I have faced the similar error as well, and will be thankful for any help and advice.

RuntimeError: Input type (torch.FloatTensor) and weight type (torch.cuda.FloatTensor) should be the same

1 Like

can you post a minimal example to reproduce it? Typically something hasn’t been pushed to the correct device (usually the GPU).

You need to convert your input to cuda before feeding it to the model.
Let’s say:

model = VGG16()
model.cuda()

for inp in dataset:
    x = inp.cuda()
    y = model(x)
   ...
7 Likes

need to move your model to GPU:

model.cuda()

16 Likes

Thanks very much! my problem was fixed because of your idea!

I got the same problem. while later found that nn.ModuleList should be used to properly implement list of modules in pytorch, otherwise, it can’t be recognized. Hope this helps

10 Likes

Thanks. Fixed my problem.

i have the some issue please need your help

The error is raised if your data or model are not pushed to the device, while one of them is.
You should make sure that both are on the GPU using:

model.to('cuda')
data = data.to('cuda')

as explained in this topic.

6 Likes

Thanks a lot! Worked.

Thanks for this suggestion, this was my issue.

Model.cuda() #not a good approach

is not what i will tell you to do …
you may use

device =  torch.device('cuda')if torch.cuda.is_available() else torch.device('cpu')
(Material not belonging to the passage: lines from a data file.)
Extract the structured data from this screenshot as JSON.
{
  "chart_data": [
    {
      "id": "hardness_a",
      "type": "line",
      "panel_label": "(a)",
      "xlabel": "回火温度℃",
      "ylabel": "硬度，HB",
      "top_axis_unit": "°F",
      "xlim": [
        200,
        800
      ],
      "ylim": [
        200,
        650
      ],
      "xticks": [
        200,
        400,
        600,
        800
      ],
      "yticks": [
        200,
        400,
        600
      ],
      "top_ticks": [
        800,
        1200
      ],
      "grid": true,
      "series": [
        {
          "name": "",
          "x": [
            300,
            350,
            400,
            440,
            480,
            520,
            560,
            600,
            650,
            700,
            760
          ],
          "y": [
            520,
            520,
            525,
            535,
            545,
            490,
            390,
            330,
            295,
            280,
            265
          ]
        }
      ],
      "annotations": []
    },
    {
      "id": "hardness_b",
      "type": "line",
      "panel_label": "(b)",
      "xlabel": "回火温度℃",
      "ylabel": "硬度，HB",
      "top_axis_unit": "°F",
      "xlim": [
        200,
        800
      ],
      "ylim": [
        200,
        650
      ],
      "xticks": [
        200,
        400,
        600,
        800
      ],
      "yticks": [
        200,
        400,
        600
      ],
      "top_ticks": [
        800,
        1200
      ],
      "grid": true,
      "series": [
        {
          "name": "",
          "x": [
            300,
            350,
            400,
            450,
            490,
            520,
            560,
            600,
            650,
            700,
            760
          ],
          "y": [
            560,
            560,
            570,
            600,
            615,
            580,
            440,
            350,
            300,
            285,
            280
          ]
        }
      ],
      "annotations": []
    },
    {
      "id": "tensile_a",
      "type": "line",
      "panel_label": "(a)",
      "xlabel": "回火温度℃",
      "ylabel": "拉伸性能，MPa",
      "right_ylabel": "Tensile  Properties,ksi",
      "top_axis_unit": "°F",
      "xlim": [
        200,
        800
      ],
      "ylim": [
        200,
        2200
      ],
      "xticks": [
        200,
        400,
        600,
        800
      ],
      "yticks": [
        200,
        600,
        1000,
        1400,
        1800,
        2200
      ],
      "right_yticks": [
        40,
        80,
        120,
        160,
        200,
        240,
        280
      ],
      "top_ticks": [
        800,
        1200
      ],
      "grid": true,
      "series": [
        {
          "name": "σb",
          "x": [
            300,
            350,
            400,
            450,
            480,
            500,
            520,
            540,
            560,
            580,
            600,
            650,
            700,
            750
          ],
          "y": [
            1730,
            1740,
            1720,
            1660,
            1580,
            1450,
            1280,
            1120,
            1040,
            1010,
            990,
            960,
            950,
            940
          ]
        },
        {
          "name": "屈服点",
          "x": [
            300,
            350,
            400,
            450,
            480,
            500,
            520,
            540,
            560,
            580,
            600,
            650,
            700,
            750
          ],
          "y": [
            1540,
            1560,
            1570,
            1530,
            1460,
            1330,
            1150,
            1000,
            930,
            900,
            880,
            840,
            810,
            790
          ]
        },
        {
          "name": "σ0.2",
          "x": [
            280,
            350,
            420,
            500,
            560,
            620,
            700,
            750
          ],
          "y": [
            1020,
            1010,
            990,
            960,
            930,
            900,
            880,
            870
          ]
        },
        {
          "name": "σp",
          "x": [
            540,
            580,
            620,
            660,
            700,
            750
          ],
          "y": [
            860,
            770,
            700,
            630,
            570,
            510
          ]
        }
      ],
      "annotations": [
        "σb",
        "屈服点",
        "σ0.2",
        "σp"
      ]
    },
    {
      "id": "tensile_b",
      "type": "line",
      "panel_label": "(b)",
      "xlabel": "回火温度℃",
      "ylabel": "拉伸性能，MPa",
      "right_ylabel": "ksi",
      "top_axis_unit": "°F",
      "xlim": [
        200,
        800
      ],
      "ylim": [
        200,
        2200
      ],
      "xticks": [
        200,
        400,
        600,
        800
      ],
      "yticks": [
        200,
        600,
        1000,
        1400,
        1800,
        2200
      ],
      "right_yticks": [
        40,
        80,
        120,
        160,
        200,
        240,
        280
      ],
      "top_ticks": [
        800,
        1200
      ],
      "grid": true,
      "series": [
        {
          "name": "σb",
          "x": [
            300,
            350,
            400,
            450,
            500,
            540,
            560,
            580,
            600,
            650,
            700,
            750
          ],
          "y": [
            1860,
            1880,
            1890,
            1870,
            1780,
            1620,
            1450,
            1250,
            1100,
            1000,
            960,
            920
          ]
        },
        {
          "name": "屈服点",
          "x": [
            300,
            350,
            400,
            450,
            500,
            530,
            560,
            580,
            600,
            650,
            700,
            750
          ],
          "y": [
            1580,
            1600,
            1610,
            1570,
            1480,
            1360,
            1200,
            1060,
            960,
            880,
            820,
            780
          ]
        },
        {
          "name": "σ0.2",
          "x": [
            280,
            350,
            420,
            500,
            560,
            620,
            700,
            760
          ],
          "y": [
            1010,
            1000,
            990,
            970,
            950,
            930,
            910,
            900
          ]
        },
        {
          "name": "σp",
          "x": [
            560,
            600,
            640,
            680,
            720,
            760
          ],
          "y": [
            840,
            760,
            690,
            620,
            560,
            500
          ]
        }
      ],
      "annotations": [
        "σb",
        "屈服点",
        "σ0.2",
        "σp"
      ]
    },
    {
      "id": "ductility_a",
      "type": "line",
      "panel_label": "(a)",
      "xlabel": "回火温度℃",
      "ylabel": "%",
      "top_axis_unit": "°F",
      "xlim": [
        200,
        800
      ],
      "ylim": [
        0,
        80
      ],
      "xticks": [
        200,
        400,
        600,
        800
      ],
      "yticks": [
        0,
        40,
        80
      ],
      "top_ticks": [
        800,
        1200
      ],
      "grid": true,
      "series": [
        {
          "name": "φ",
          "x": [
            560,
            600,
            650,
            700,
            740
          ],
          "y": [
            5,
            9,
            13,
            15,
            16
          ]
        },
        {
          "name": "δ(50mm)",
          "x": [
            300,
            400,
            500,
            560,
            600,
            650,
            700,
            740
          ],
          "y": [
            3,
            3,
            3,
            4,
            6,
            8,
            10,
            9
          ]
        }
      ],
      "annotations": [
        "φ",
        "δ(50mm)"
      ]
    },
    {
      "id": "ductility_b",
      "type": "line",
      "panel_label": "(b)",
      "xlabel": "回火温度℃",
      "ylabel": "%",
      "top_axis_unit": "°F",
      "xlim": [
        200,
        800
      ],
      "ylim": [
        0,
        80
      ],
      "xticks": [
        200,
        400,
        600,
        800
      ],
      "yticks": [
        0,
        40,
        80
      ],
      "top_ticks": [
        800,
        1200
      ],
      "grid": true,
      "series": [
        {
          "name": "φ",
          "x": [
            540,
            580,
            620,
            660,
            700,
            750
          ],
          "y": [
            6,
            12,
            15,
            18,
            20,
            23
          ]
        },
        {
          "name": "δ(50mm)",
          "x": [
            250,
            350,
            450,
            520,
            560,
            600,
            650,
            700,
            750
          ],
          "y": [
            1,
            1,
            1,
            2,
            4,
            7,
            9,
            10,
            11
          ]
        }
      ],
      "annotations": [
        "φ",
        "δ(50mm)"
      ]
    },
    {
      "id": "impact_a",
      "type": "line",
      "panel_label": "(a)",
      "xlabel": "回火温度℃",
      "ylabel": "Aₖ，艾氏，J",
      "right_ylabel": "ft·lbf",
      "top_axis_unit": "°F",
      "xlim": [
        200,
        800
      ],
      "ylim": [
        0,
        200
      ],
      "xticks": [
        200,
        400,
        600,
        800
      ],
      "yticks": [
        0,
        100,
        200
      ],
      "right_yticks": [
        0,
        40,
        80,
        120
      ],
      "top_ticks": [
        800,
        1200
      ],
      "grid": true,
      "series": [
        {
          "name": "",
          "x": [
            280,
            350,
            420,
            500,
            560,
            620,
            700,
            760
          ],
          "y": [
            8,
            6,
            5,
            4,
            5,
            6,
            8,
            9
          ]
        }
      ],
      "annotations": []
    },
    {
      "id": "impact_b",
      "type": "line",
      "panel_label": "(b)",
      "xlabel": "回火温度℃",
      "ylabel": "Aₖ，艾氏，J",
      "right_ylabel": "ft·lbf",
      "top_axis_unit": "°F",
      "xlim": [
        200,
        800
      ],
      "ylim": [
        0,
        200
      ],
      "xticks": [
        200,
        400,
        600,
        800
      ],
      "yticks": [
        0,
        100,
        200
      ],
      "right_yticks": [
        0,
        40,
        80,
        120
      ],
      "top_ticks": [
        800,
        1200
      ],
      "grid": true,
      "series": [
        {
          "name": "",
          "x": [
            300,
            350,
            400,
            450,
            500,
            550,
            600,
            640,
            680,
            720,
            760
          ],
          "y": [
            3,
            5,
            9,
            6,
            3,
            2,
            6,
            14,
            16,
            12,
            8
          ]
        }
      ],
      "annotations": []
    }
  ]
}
then push the model to device & not cuda 

model = model.to(device) ## this will be a correct approach
### otherwise it will not be reproducable ###

Thank you so much. Great.

One of element of n-network is not registered on GPU

CNN_net(
  (conv1): Conv2d(1, 16, kernel_size=(5, 5), stride=(1, 1))
  (maxpool): MaxPool2d(kernel_size=2, stride=2, padding=0, dilation=1, ceil_mode=False)
  (conv2): Conv2d(16, 24, kernel_size=(5, 5), stride=(1, 1))
  (maxpool2): MaxPool2d(kernel_size=2, stride=2, padding=0, dilation=1, ceil_mode=False)
  (fc1): Linear(in_features=384, out_features=100, bias=True)
  (fc2): Linear(in_features=100, out_features=10, bias=True)
  (prelu): PReLU(num_parameters=1)
)

Example 2

CNN_net(
  (conv1): Conv2d(1, 16, kernel_size=(5, 5), stride=(1, 1))
  (maxpool): MaxPool2d(kernel_size=2, stride=2, padding=0, dilation=1, ceil_mode=False)
  (conv2): Conv2d(16, 24, kernel_size=(5, 5), stride=(1, 1))
  (maxpool2): MaxPool2d(kernel_size=2, stride=2, padding=0, dilation=1, ceil_mode=False)
  (fc1): Linear(in_features=384, out_features=100, bias=True)
  (fc2): Linear(in_features=100, out_features=10, bias=True)
  
)

Only solution is to include elements of n-network in init function else torch wont register it while transfering to gpu.